The good news? Some lawmakers had proposed adding a flat fee of $20–$25 per night for all guests. That proposal did not pass—so we avoided a much larger cost increase.
It was widely expected that some version of an environmental fee would pass after narrowly missing in previous years. In 2023, a $50 per visitor fee died in the waning hours of the legislative session.
Also, remember that each county can charge up to 3% more in local TAT, so the total can vary depending on where your timeshare is located.
2. Real Property Tax (RPT) on Maui
On Maui, we successfully avoided a major increase in the Real Property Tax rate for timeshares. Initially, there was a proposal to raise the rate by $2.00 per $1,000 of assessed value, which would have been a significant jump.
Thanks to strong advocacy—including testimony from many of you—the final decision was a much smaller increase of just $0.10, bringing the new rate to $14.70 per $1,000. While any increase affects owners, we are proud that our voices were heard and that the larger hike was avoided.

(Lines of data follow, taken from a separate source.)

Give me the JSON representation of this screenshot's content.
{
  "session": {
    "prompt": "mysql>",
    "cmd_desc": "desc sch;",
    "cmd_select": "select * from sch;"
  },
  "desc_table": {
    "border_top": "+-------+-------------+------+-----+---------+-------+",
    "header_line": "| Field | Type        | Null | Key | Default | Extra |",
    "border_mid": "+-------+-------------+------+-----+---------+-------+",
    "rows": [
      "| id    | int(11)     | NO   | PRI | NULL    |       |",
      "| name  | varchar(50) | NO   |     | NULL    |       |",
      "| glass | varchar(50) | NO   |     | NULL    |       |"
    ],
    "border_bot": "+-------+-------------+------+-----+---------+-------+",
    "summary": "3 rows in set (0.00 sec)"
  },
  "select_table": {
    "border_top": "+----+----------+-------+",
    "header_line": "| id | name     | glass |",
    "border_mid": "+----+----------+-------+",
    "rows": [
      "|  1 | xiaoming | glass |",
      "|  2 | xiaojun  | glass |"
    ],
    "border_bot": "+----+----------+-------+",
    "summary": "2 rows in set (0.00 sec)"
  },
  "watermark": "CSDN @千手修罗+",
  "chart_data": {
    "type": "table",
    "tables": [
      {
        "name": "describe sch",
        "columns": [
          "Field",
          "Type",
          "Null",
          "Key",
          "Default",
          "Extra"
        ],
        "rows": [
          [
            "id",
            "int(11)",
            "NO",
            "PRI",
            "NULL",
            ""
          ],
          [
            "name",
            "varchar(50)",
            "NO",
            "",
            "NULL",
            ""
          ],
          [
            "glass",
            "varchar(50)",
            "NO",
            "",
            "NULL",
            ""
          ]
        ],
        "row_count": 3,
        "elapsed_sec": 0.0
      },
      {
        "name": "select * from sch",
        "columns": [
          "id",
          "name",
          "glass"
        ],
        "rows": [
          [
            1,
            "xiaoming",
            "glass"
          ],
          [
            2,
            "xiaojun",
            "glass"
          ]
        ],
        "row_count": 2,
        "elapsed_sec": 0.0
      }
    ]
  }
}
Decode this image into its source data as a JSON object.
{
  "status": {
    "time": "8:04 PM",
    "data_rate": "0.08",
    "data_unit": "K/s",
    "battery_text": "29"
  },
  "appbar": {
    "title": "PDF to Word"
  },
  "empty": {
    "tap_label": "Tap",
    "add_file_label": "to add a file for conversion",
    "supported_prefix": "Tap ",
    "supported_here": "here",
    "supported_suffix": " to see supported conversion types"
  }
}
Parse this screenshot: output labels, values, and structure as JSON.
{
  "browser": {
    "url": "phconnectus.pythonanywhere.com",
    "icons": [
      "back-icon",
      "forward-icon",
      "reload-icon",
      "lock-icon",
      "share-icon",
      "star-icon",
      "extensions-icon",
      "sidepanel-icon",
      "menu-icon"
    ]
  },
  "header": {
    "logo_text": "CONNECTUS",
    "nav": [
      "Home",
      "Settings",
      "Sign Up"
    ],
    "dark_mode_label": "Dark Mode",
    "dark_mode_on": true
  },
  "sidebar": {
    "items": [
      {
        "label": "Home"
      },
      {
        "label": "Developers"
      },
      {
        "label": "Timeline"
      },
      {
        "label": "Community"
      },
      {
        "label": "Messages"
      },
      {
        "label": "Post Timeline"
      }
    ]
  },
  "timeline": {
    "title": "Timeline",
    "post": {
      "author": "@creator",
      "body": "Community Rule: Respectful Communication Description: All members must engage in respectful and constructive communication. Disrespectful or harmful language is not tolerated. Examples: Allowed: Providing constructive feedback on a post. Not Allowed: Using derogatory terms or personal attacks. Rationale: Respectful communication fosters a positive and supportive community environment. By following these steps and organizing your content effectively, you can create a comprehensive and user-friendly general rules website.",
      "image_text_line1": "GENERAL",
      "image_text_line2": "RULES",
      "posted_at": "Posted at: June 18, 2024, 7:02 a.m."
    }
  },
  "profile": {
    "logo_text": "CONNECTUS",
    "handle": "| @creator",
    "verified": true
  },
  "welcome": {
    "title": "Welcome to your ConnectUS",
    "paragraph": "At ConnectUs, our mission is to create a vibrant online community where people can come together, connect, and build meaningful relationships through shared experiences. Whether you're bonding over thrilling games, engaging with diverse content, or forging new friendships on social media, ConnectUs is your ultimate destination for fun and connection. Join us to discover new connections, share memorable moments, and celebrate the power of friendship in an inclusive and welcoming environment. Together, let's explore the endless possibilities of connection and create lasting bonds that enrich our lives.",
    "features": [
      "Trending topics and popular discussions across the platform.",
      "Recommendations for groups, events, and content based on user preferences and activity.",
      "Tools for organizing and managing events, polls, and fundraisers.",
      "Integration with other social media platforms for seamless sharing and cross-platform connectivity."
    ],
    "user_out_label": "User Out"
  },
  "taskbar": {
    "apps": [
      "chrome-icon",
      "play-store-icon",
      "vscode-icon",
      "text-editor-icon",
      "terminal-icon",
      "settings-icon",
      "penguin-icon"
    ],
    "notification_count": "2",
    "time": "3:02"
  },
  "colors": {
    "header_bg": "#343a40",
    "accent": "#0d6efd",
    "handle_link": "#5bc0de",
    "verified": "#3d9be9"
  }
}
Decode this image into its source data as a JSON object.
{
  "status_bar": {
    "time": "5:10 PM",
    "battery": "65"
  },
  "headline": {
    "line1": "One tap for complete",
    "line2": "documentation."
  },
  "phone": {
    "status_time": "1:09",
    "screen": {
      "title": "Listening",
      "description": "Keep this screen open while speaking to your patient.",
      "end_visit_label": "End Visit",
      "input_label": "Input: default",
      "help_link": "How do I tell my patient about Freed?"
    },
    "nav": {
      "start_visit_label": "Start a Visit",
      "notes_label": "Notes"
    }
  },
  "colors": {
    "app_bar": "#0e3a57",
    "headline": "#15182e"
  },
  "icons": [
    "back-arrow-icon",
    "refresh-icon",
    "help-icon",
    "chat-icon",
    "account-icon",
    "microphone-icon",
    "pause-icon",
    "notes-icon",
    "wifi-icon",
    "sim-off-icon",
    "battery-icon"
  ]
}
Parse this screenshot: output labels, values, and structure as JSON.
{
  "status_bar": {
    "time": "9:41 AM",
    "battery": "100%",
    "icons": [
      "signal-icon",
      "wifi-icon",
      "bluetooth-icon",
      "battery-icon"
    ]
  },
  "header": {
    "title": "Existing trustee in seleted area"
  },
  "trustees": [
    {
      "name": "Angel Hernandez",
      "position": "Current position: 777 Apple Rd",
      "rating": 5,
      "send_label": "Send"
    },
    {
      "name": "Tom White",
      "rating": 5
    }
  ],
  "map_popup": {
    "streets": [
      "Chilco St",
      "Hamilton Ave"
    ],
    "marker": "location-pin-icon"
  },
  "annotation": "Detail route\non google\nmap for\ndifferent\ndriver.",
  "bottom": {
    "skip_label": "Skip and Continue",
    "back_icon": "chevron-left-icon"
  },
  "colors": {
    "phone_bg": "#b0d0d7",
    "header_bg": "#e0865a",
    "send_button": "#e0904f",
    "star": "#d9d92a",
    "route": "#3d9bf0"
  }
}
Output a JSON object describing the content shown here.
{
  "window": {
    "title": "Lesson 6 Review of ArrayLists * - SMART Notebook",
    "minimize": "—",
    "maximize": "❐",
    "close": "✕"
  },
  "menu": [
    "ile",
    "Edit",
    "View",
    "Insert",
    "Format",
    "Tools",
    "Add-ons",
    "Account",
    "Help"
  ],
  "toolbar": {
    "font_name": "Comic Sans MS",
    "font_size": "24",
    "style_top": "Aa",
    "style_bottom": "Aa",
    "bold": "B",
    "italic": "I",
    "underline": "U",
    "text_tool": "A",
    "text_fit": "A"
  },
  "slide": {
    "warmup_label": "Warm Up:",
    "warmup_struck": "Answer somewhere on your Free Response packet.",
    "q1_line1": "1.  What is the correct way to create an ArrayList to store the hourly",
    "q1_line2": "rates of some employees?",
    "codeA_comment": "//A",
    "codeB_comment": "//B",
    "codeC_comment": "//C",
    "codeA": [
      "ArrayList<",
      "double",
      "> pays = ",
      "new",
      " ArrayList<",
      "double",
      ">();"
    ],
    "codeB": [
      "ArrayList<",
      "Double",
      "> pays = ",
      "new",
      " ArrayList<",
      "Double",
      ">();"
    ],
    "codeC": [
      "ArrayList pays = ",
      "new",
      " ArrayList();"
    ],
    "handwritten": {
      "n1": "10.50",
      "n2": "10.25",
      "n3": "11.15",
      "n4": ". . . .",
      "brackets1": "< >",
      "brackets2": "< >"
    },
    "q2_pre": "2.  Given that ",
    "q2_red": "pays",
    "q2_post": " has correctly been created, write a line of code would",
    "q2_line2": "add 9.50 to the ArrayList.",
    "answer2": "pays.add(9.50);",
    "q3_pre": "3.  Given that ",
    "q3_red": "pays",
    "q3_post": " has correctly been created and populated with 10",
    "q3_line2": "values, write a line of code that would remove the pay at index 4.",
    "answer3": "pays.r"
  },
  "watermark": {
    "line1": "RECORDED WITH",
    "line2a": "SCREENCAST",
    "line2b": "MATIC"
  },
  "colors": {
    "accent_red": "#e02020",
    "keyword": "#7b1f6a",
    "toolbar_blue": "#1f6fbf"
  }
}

3. Maui Bill 9 – A Threat to Short-Term Rentals
Perhaps the most concerning issue right now is Maui Bill 9, which is still being debated. This bill proposes to phase out all short-term rentals in apartment-zoned areas, which include many well-established resorts and timeshare properties. All in all, it is estimated that about 6,000 transient vacation rentals will be affected.
The goal of the bill is to free up housing for local residents by converting vacation rentals into long-term homes. While we understand the seriousness of the housing crisis, this approach does not make sense when applied to timeshare. Restricting the ability to rent unused inventory will not contribute to the supply of long-term housing and will instead increase the costs for timeshare owners on Maui. If costs rise sharply, it could deeply impact Maui’s visitor industry and hurt the many workers, owners, and businesses who rely on tourism.
We are actively advocating for an exemption for timeshare resorts, many of which have operated responsibly in these areas for decades. The first two public hearings on the bill were emotional, with many residents and business owners speaking out.
In Summary
While 2025 brought some challenges, it also showed the importance of staying engaged and informed. The timeshare industry continues to support Hawaii’s economy, local jobs, and communities. We are committed to working with lawmakers to find solutions that protect the environment, address housing needs, and support tourism in a balanced and fair way.
We thank all our members and partners who spoke up, submitted testimony, or followed these developments. Your voice matters—and it makes a difference.